The research, led by Richard Seager of Columbia University's Lamont Doherty Earth Observatory, uses projections from 19 climate models to show that the Southwestern United States and parts of northern Mexico will dry significantly this century and could become as arid as the North American dust bowl of the 1930s.



Photo by Rhett A. Butler.
The researchers warn that the transition to drier climate may already be underway with the recent prolonged drought in the region. Unlike previous El Nino-related drought in the region, the new aridity appears to be "caused by a poleward expansion of the subtropical dry zones."

"We show that there is a broad consensus amongst climate models that this region will dry significantly in the 21st century and that the transition to a more arid climate should already be underway," they write. "If these models are correct, the levels of aridity of the recent multiyear drought, or the Dust Bowl and 1950s droughts, will, within the coming years to decades, become the new climatology of the American Southwest."

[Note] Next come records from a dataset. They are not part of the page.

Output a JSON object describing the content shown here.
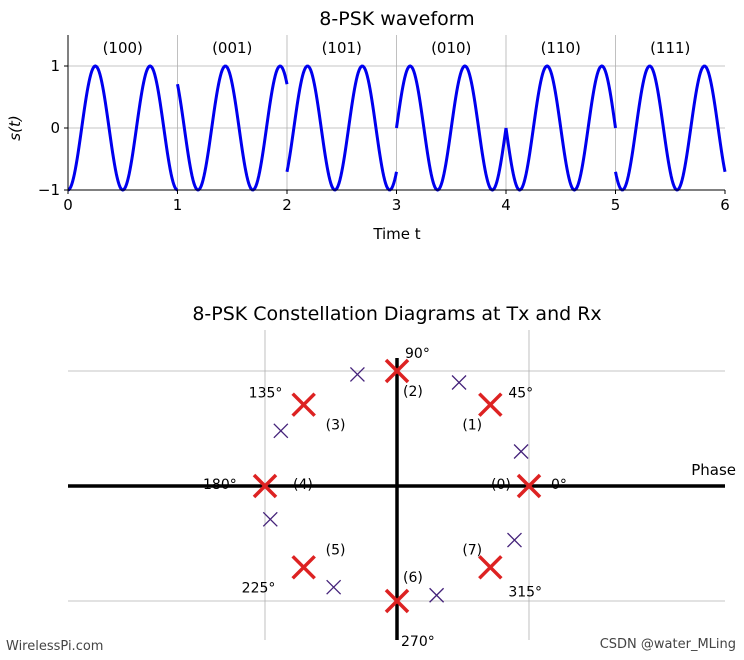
{
  "chart_data": [
    {
      "type": "line",
      "title": "8-PSK waveform",
      "xlabel": "Time t",
      "ylabel": "s(t)",
      "xlim": [
        0,
        6
      ],
      "ylim": [
        -1,
        1.5
      ],
      "x_ticks": [
        "0",
        "1",
        "2",
        "3",
        "4",
        "5",
        "6"
      ],
      "y_ticks": [
        "−1",
        "0",
        "1"
      ],
      "carrier_cycles_per_symbol": 2,
      "series": [
        {
          "color": "#0000ee"
        }
      ],
      "symbols": [
        {
          "label": "(100)",
          "phase_deg": 180
        },
        {
          "label": "(001)",
          "phase_deg": 45
        },
        {
          "label": "(101)",
          "phase_deg": 225
        },
        {
          "label": "(010)",
          "phase_deg": 270
        },
        {
          "label": "(110)",
          "phase_deg": 90
        },
        {
          "label": "(111)",
          "phase_deg": 135
        }
      ],
      "grid": true
    },
    {
      "type": "scatter",
      "title": "8-PSK Constellation Diagrams at Tx and Rx",
      "xlabel": "Phase",
      "xlim": [
        -1.25,
        1.25
      ],
      "ylim": [
        -1.15,
        1.15
      ],
      "grid": true,
      "tx_color": "#dd2222",
      "rx_color": "#44227a",
      "tx_points": [
        {
          "x": 1.0,
          "y": 0.0,
          "index": "(0)",
          "angle": "0°"
        },
        {
          "x": 0.707,
          "y": 0.707,
          "index": "(1)",
          "angle": "45°"
        },
        {
          "x": 0.0,
          "y": 1.0,
          "index": "(2)",
          "angle": "90°"
        },
        {
          "x": -0.707,
          "y": 0.707,
          "index": "(3)",
          "angle": "135°"
        },
        {
          "x": -1.0,
          "y": 0.0,
          "index": "(4)",
          "angle": "180°"
        },
        {
          "x": -0.707,
          "y": -0.707,
          "index": "(5)",
          "angle": "225°"
        },
        {
          "x": 0.0,
          "y": -1.0,
          "index": "(6)",
          "angle": "270°"
        },
        {
          "x": 0.707,
          "y": -0.707,
          "index": "(7)",
          "angle": "315°"
        }
      ],
      "rx_points": [
        {
          "x": 0.94,
          "y": 0.3
        },
        {
          "x": 0.47,
          "y": 0.9
        },
        {
          "x": -0.3,
          "y": 0.97
        },
        {
          "x": -0.88,
          "y": 0.48
        },
        {
          "x": -0.96,
          "y": -0.29
        },
        {
          "x": -0.48,
          "y": -0.88
        },
        {
          "x": 0.3,
          "y": -0.95
        },
        {
          "x": 0.89,
          "y": -0.47
        }
      ]
    }
  ],
  "watermarks": {
    "left": "WirelessPi.com",
    "right": "CSDN @water_MLing"
  }
}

The researchers predict that the drier climate will be "unlike any climate states that exist on record for the area" -- a forecast that does not bode well for one of the fastest growing population centers in the United States.

CITATION: Richard Seager, Mingfang Ting, Isaac Held, Yochanan Kushnir, Jian Lu, Gabriel Vecchi, Huei-Ping Huang, Nili Harnik, Ants Leetmaa, Ngar-Cheung Lau, Cuihua Li, Jennifer Velez, Naomi Naik (2007) "Model Projections of an Imminent Transition to a More Arid Climate in Southwestern North America" www.sciencexpress.org / 5 April 2007 / Page 1 / 10.1126/science.1139601.